I wrote a Python script for similar purpose several months ago and I can share it here. The CSL styles are parsed with Python’s xml.etree.ElementTree for easier further analyzing.
It’s not trivial to determine if macros create same output directly from their code and I’ve not finished this feature. First, many CSL attributes has default values (e.g., <text variable="title" form="long"> and <text variable="title"> produce same output). However some of them are context-dependent (e.g., <group delimiter=""> inside a <group delimiter=", "> is not the same as <group>).
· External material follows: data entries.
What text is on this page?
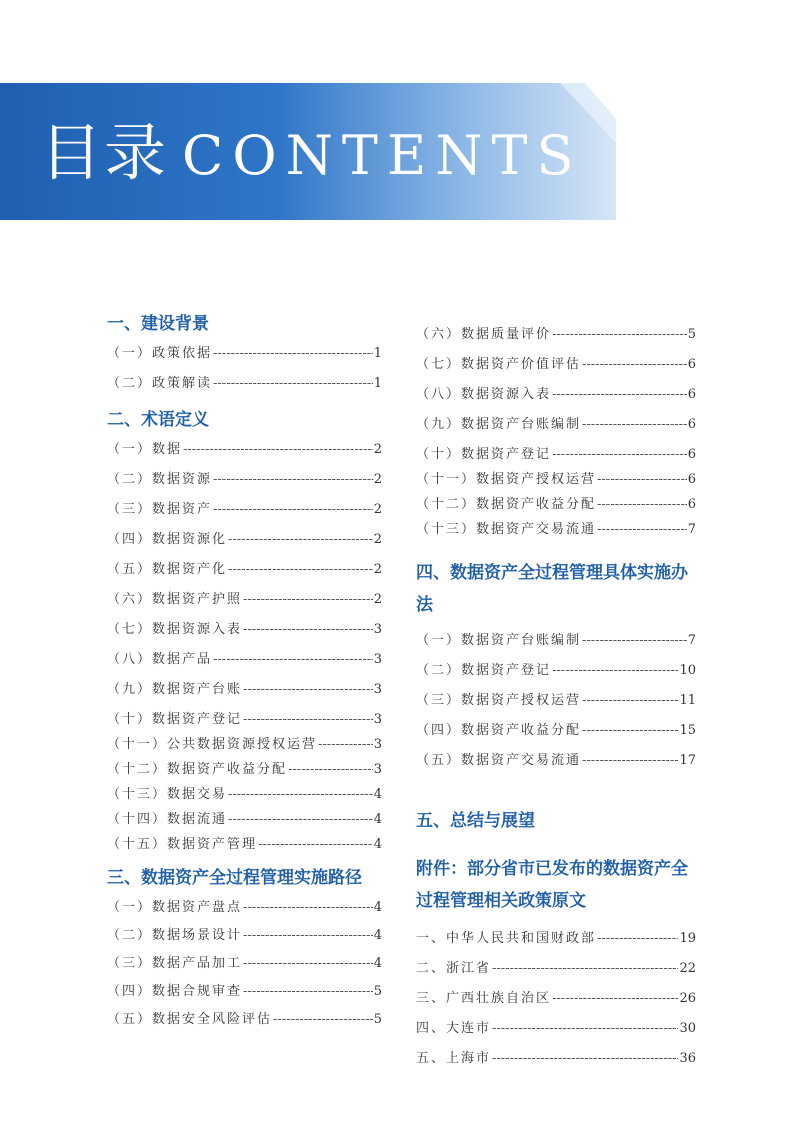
目录 CONTENTS
一、建设背景
（一）政策依据 -----	1
（二）政策解读 -----	1
二、术语定义
（一）数据 -----	2
（二）数据资源 -----	2
（三）数据资产 -----	2
（四）数据资源化 -----	2
（五）数据资产化 -----	2
（六）数据资产护照 -----	2
（七）数据资源入表 -----	3
（八）数据产品 -----	3
（九）数据资产台账 -----	3
（十）数据资产登记 -----	3
（十一）公共数据资源授权运营 -----	3
（十二）数据资产收益分配 -----	3
（十三）数据交易 -----	4
（十四）数据流通 -----	4
（十五）数据资产管理 -----	4
三、数据资产全过程管理实施路径
（一）数据资产盘点 -----	4
（二）数据场景设计 -----	4
（三）数据产品加工 -----	4
（四）数据合规审查 -----	5
（五）数据安全风险评估 -----	5
（六）数据质量评价 -----	5
（七）数据资产价值评估 -----	6
（八）数据资源入表 -----	6
（九）数据资产台账编制 -----	6
（十）数据资产登记 -----	6
（十一）数据资产授权运营 -----	6
（十二）数据资产收益分配 -----	6
（十三）数据资产交易流通 -----	7
四、数据资产全过程管理具体实施办法
（一）数据资产台账编制 -----	7
（二）数据资产登记 -----	10
（三）数据资产授权运营 -----	11
（四）数据资产收益分配 -----	15
（五）数据资产交易流通 -----	17
五、总结与展望
附件：部分省市已发布的数据资产全过程管理相关政策原文
一、中华人民共和国财政部 -----	19
二、浙江省 -----	22
三、广西壮族自治区 -----	26
四、大连市 -----	30
五、上海市 -----	36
Second, the condition attributes of <if> and <else-if> accepts multiple variables and their order doesn’t affect the output.
Yeah, I’d start by just literal matching: are they the exact same macro – since a lot of styles are derived from each other, that’s going to take you pretty far.
The next low-hanging fruit would be to strip stuff that’s always irrelevant, i.e. form="long", vertical-align="baseline", and various font-...="normal" (I think that’s about it).
Everything else is going to be quite complicated
I agree that is elegant, but I’m worried that we’re developing past actual user needs. What’s the exact user story here? I’m just not convinced that we have a ton of use cases where this would help: most changes people need to make are – thanks to the style matching by the visual editor – quite small, and for folks who struggle with making those style, swapping around macros is also going to be a challenge.
For sure there are details to sort out with the idea, but I think forcing duplication across styles probably is too high a cost to pay for any benefit, particularly if we do adopt a new model?
Consider that the best, most widely-used, CSL 1.0 styles are mostly macro definitions.
This, in any case, is the simplest change I’m making, and easy-to-reverse if it is a bad idea (it’s just a few lines of code in the model definition, and independent of the rest of it), or add to CSL 1.0 if it’s a good idea.
In the new model, the difference between in-style and external templates.
@zepinglee forgive this probably dumb question, but what does the “most-common” property indicate?
PS - I decided to look at some of the very common “author” macros. Seems they’re there pretty much only to configure author substitution. The default substitutions are also extremely common across all the styles.
Hence, I decided to do this in the new model, which is the default value.